In the meantime, the UK has also acceded to the Hague Convention on Choice of Court Agreement 2005 (to which the EU already was a party). Unfortunately, this convention only applies in relation to exclusive jurisdiction clauses, whereas a typical LMA style loan agreement is normally not exclusive in the sense that finance parties are usually permitted to also instigate proceedings in other jurisdictions. There is also good argument that this convention only applies to loan agreements entered into after 1 January of this year. Finally, Dutch court leave is required to allow for the enforcement of a foreign judgement.

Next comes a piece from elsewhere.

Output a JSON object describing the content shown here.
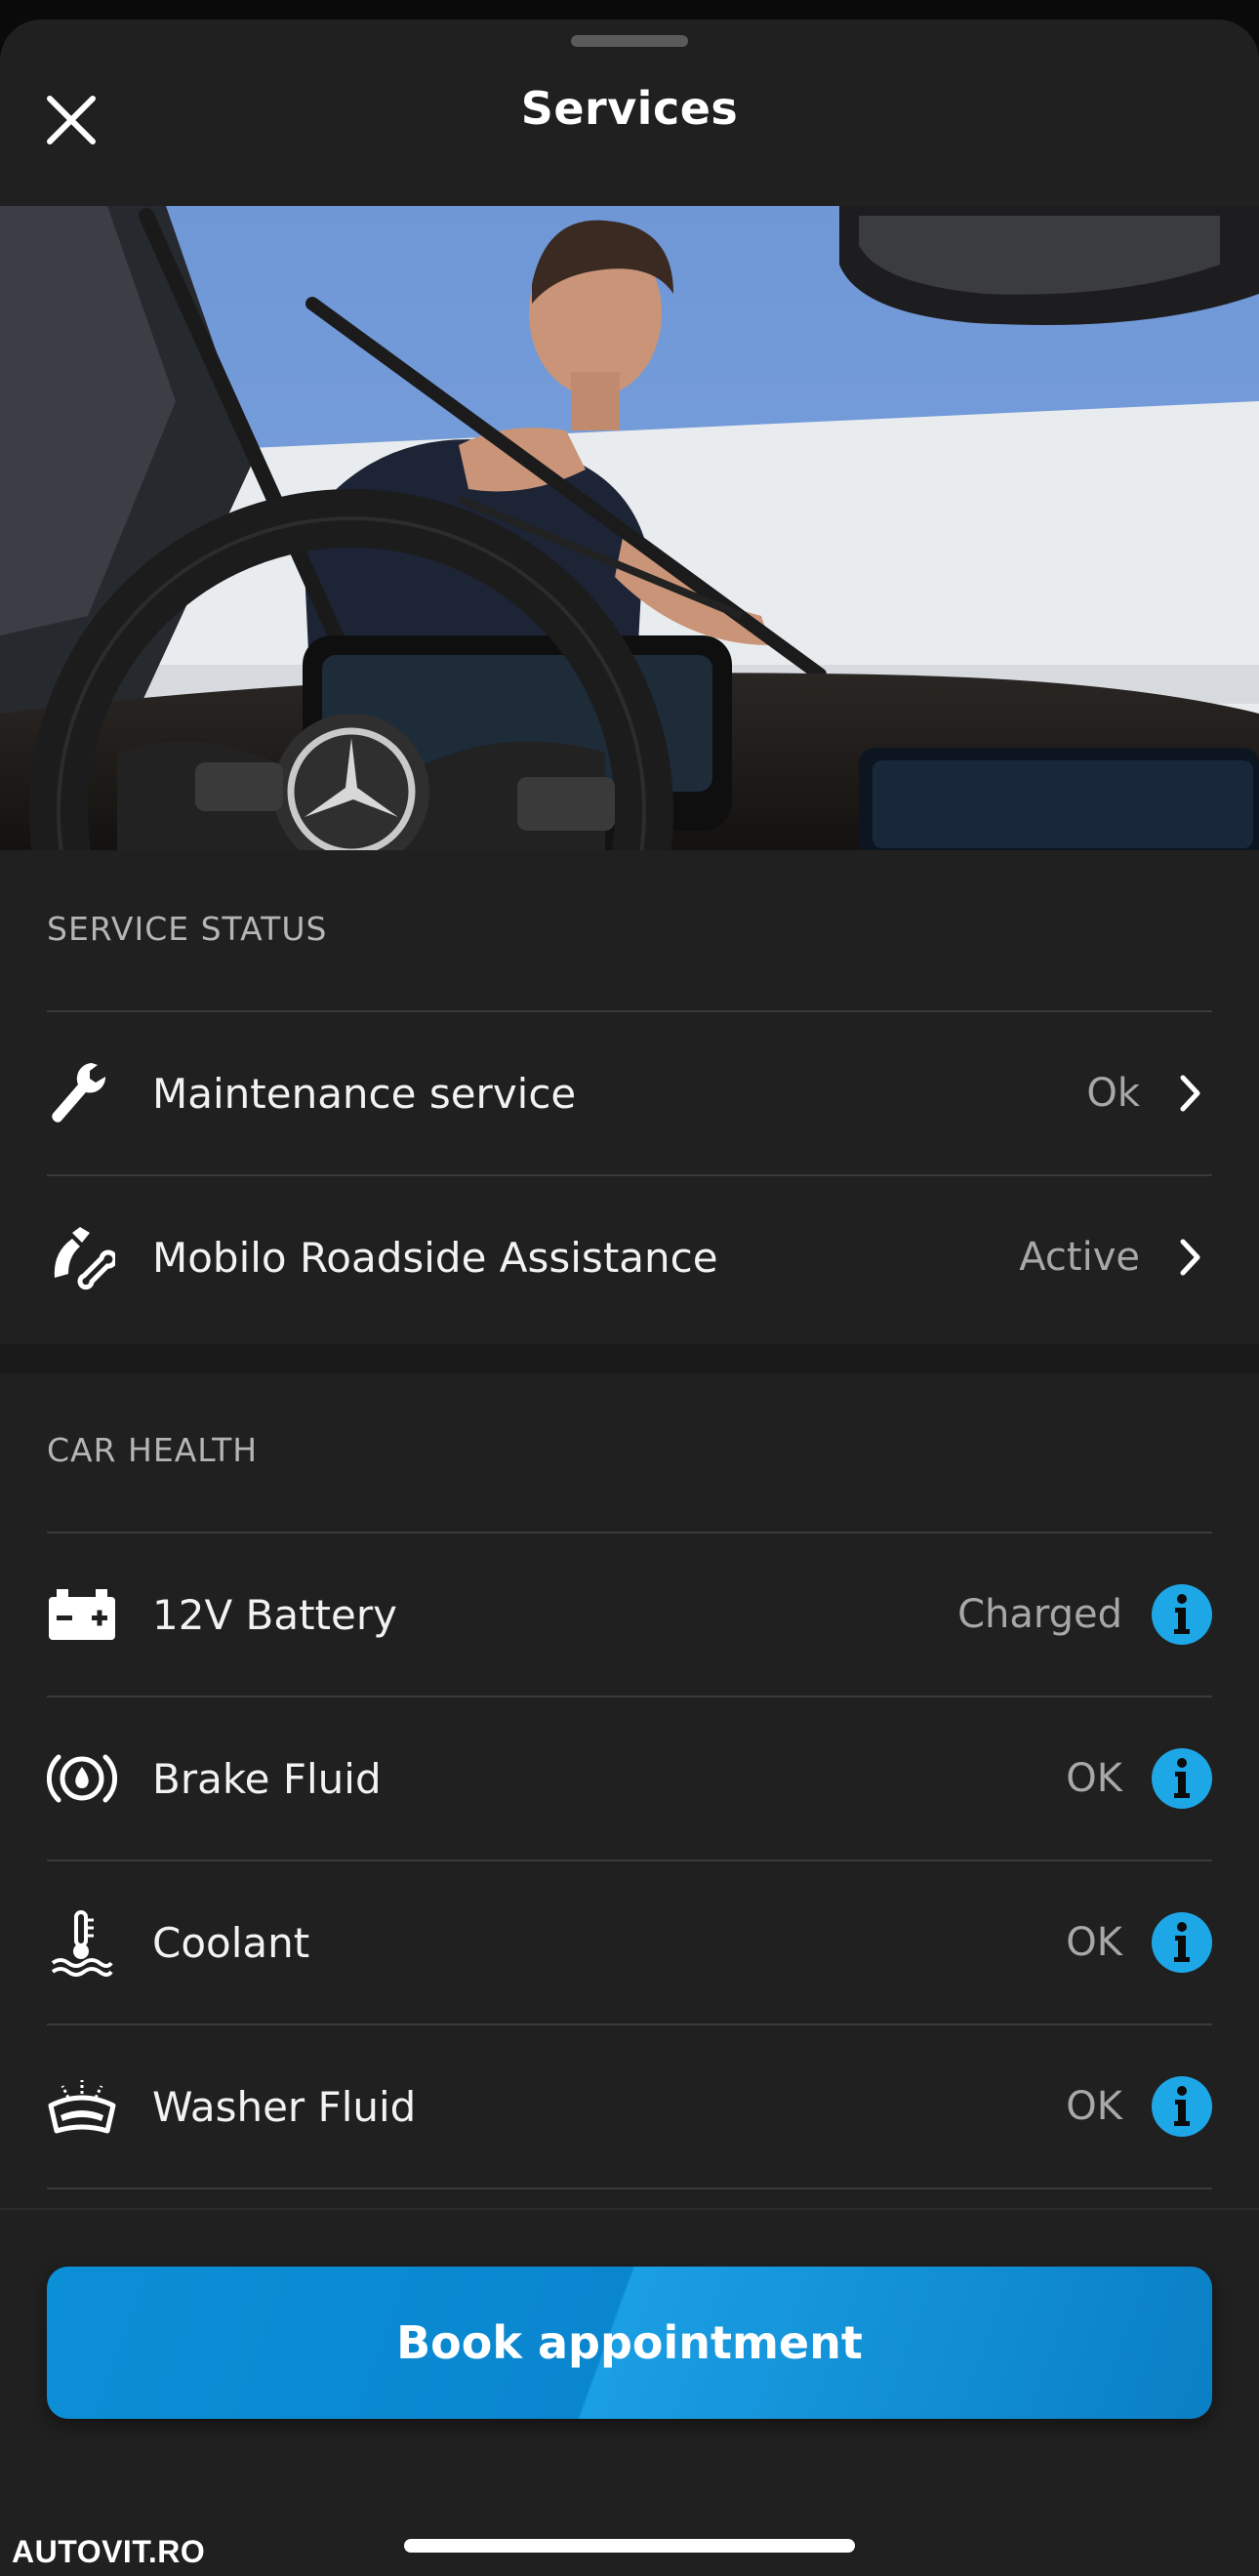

The UK has in the meantime applied to join the Lugano Convention (Convention on jurisdiction and the recognition and enforcement of judgments in civil and commercial matters 2007). This convention largely replicates the Brussel Ibis Regulation. Once the UK becomes a party to the Lugano Convention, English judgments will be enforceable in EU member states in much the same way as they were until end of last year. However, UK's accession to the Lugano Convention requires the consent of all existing signatories to it (EU, Switzerland, Norway and Iceland). This is still an ongoing process and may still take some time.
At least where Dutch CREF loan agreements are concerned market parties will be able to carry on largely as they did post-Brexit. This is good news in a generally still optimistic but for now also still somewhat uncertain market environment, where the end of the COVID pandemic is not yet in sight.